Part 5 also provides an optional confidentiality regime. Confidentiality is viewed as one of the key benefits of
arbitration for parties dealing with sensitive commercial topics. These provisions are drafted consistently with
those of the commonwealth act and provide a default position if an alternative confidentiality regime is not
agreed upon by the parties. As parties often assume that arbitration is both private and confidential, the
provisions apply on an opt-out basis to cover situations in which an arbitration agreement does not cover
confidentiality. Part 6 of the bill covers the making of awards and the termination of proceedings.

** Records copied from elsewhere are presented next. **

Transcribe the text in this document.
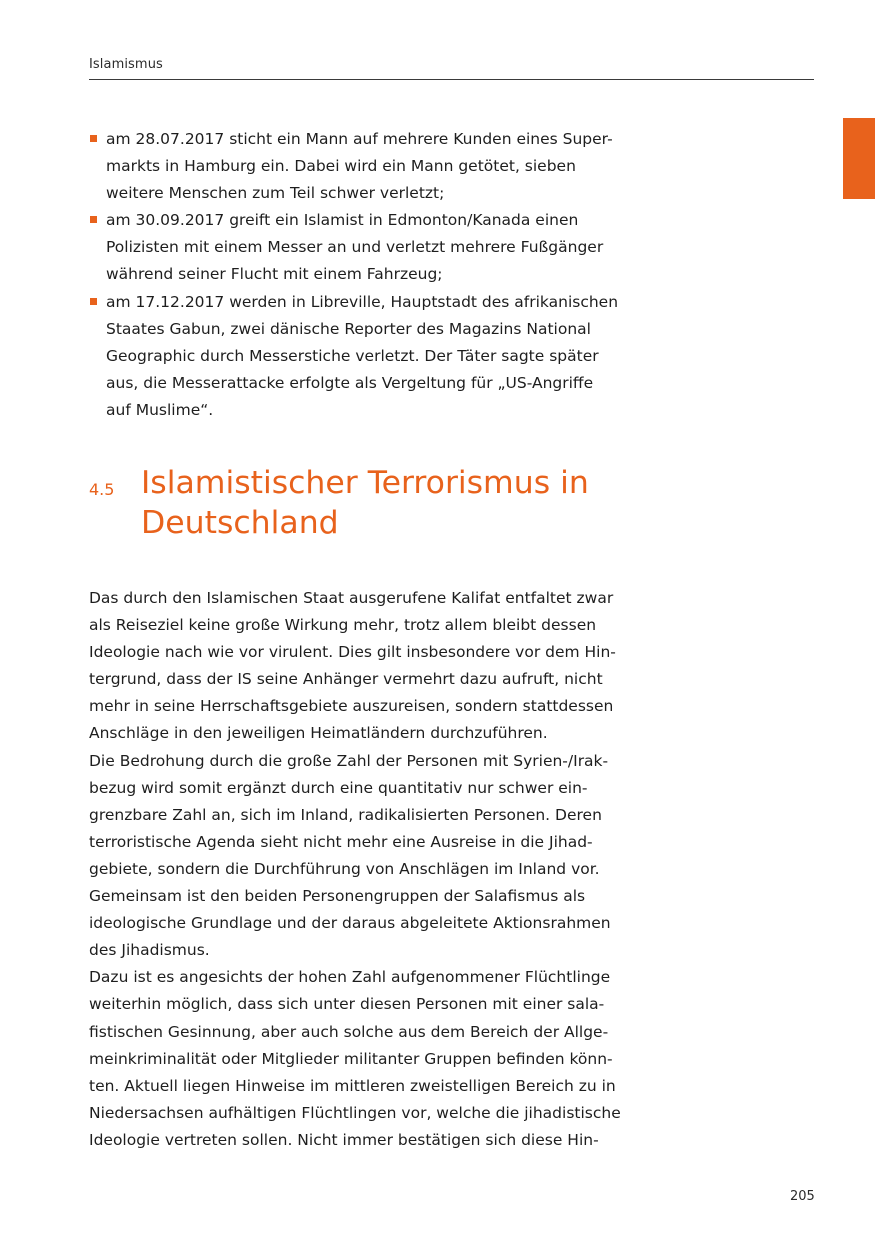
Islamismus
am 28.07.2017 sticht ein Mann auf mehrere Kunden eines Super-
markts in Hamburg ein. Dabei wird ein Mann getötet, sieben
weitere Menschen zum Teil schwer verletzt;
am 30.09.2017 greift ein Islamist in Edmonton/Kanada einen
Polizisten mit einem Messer an und verletzt mehrere Fußgänger
während seiner Flucht mit einem Fahrzeug;
am 17.12.2017 werden in Libreville, Hauptstadt des afrikanischen
Staates Gabun, zwei dänische Reporter des Magazins National
Geographic durch Messerstiche verletzt. Der Täter sagte später
aus, die Messerattacke erfolgte als Vergeltung für „US-Angriffe
auf Muslime“.
4.5 Islamistischer Terrorismus in
Deutschland

Das durch den Islamischen Staat ausgerufene Kalifat entfaltet zwar
als Reiseziel keine große Wirkung mehr, trotz allem bleibt dessen
Ideologie nach wie vor virulent. Dies gilt insbesondere vor dem Hin-
tergrund, dass der IS seine Anhänger vermehrt dazu aufruft, nicht
mehr in seine Herrschaftsgebiete auszureisen, sondern stattdessen
Anschläge in den jeweiligen Heimatländern durchzuführen.

Die Bedrohung durch die große Zahl der Personen mit Syrien-/Irak-
bezug wird somit ergänzt durch eine quantitativ nur schwer ein-
grenzbare Zahl an, sich im Inland, radikalisierten Personen. Deren
terroristische Agenda sieht nicht mehr eine Ausreise in die Jihad-
gebiete, sondern die Durchführung von Anschlägen im Inland vor.
Gemeinsam ist den beiden Personengruppen der Salafismus als
ideologische Grundlage und der daraus abgeleitete Aktionsrahmen
des Jihadismus.

Dazu ist es angesichts der hohen Zahl aufgenommener Flüchtlinge
weiterhin möglich, dass sich unter diesen Personen mit einer sala-
fistischen Gesinnung, aber auch solche aus dem Bereich der Allge-
meinkriminalität oder Mitglieder militanter Gruppen befinden könn-
ten. Aktuell liegen Hinweise im mittleren zweistelligen Bereich zu in
Niedersachsen aufhältigen Flüchtlingen vor, welche die jihadistische
Ideologie vertreten sollen. Nicht immer bestätigen sich diese Hin-

205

The UNCITRAL model law has been supplemented by additional provisions to deal with the issue of costs and
the awarding of interest. As stakeholders overwhelmingly suggested that harmonised treatment of costs and
interests across international and domestic legislation was desirable, these are dealt with consistently with the
commonwealth act. Recourse against an award is dealt with in part 7 of the bill, which outlines the
circumstances in which an application can be made for the setting aside of an award or grounds upon which
parties can appeal an award, if parties have agreed to allow appeals under the optional provision. Recognition
and enforcement of arbitral awards is dealt with in part 8 of the bill, which allows for the recognition of awards
irrespective of the state or territory in which they were made and which outlines the grounds on which
enforcement can be refused.
The Commercial Arbitration Bill 2011 will ensure that Western Australian domestic arbitration laws reflect
accepted international practice for resolving commercial disputes, and it will provide businesses with a costeffective
and efficient alternative to litigation.
I commend the bill to the house.
Debate adjourned, on motion by Mr M. McGowan.